Indeed, the Chinese New Year is a period that is steeped in ancient mythology that aims to explain the nature and balance of life on Earth in terms of wood, metal, fire, earth and water. These elements are involved in a yin and yang relationship that alternates annually and are combined with the Chinese animal zodiac. In short, the cycle repeats itself every 60 years, so a person born between 26th January 2009 and 14th February 2010 will do so in the year of the Earth Ox, which was last reached on the calendar between 29th January 1949 and 16th February 1950. The animal zodiac comprises the rat, ox, tiger, rabbit, dragon,
snake, horse, sheep, monkey, rooster, dog and pig, all of which are imbued with distinct aracteristics.
Thus, the Chinese New Year celebrates new life and rebirth, which are essential in order to preserve the cyclic nature of the period.

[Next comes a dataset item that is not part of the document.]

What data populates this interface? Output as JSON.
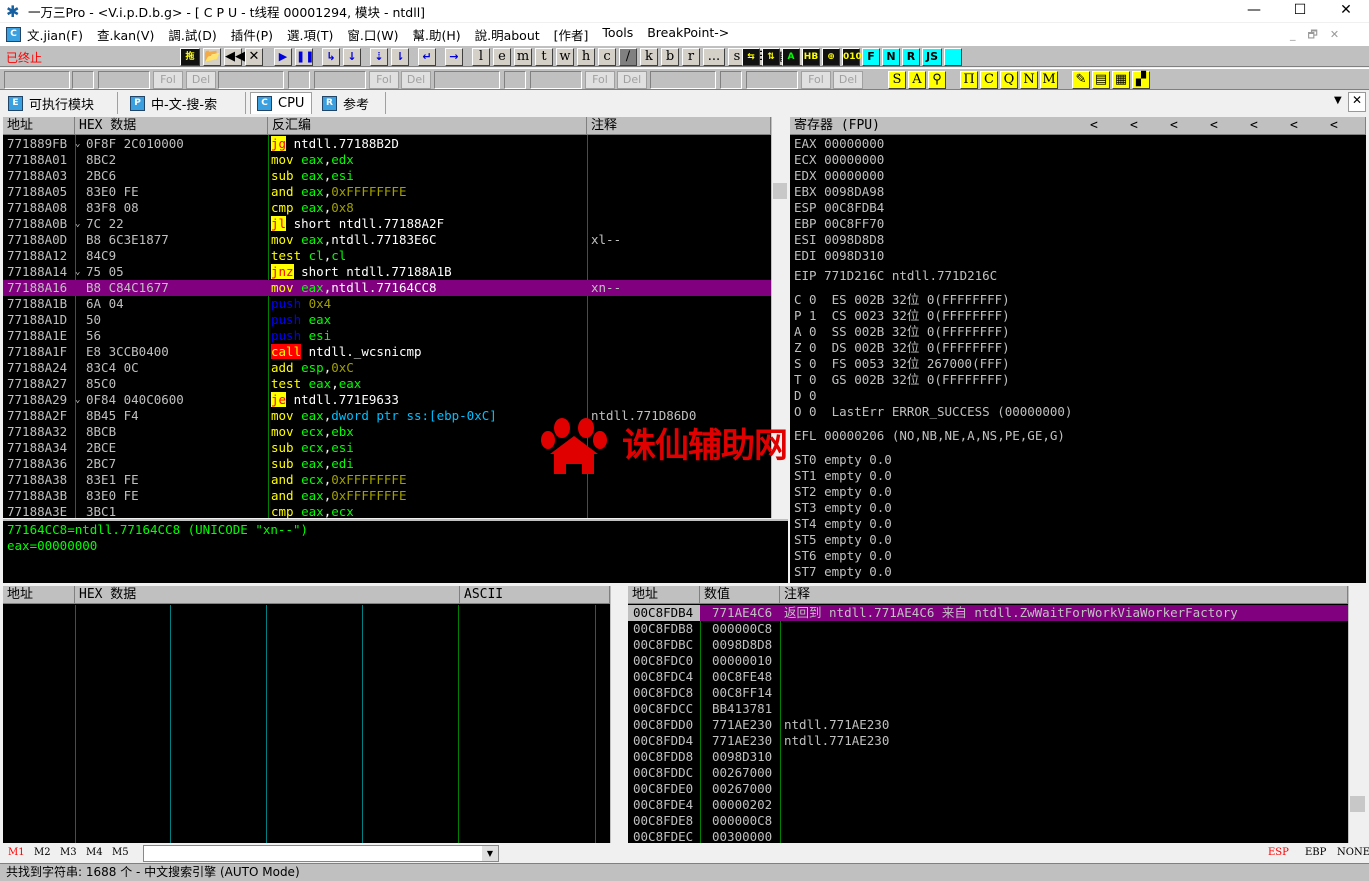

Undoubtedly, the celebration of the Chinese New Year is among the most spectacular events experienced in the world. Flowers are highly symbolic of the Chinese New Year and, in particular, azalea, peony and water lily are the most representative of new growth. Traditional Chinese New Year flowers tend to be red or gold, as red is symbolic of happiness whilst gold signifies wealth and prosperity.
Peach blossom and kumquat are well regarded for inclusion in Lunar New Year arrangements as they signify longevity and good fortune. Gold, significant of prosperity and wealth, is also a common addition to flower arrangements for the Lunar New Year so yellow flowers are also popular, particularly when paired with their red counterparts. Sunflowers in particular signify wishes for a good year and common in such arrangements.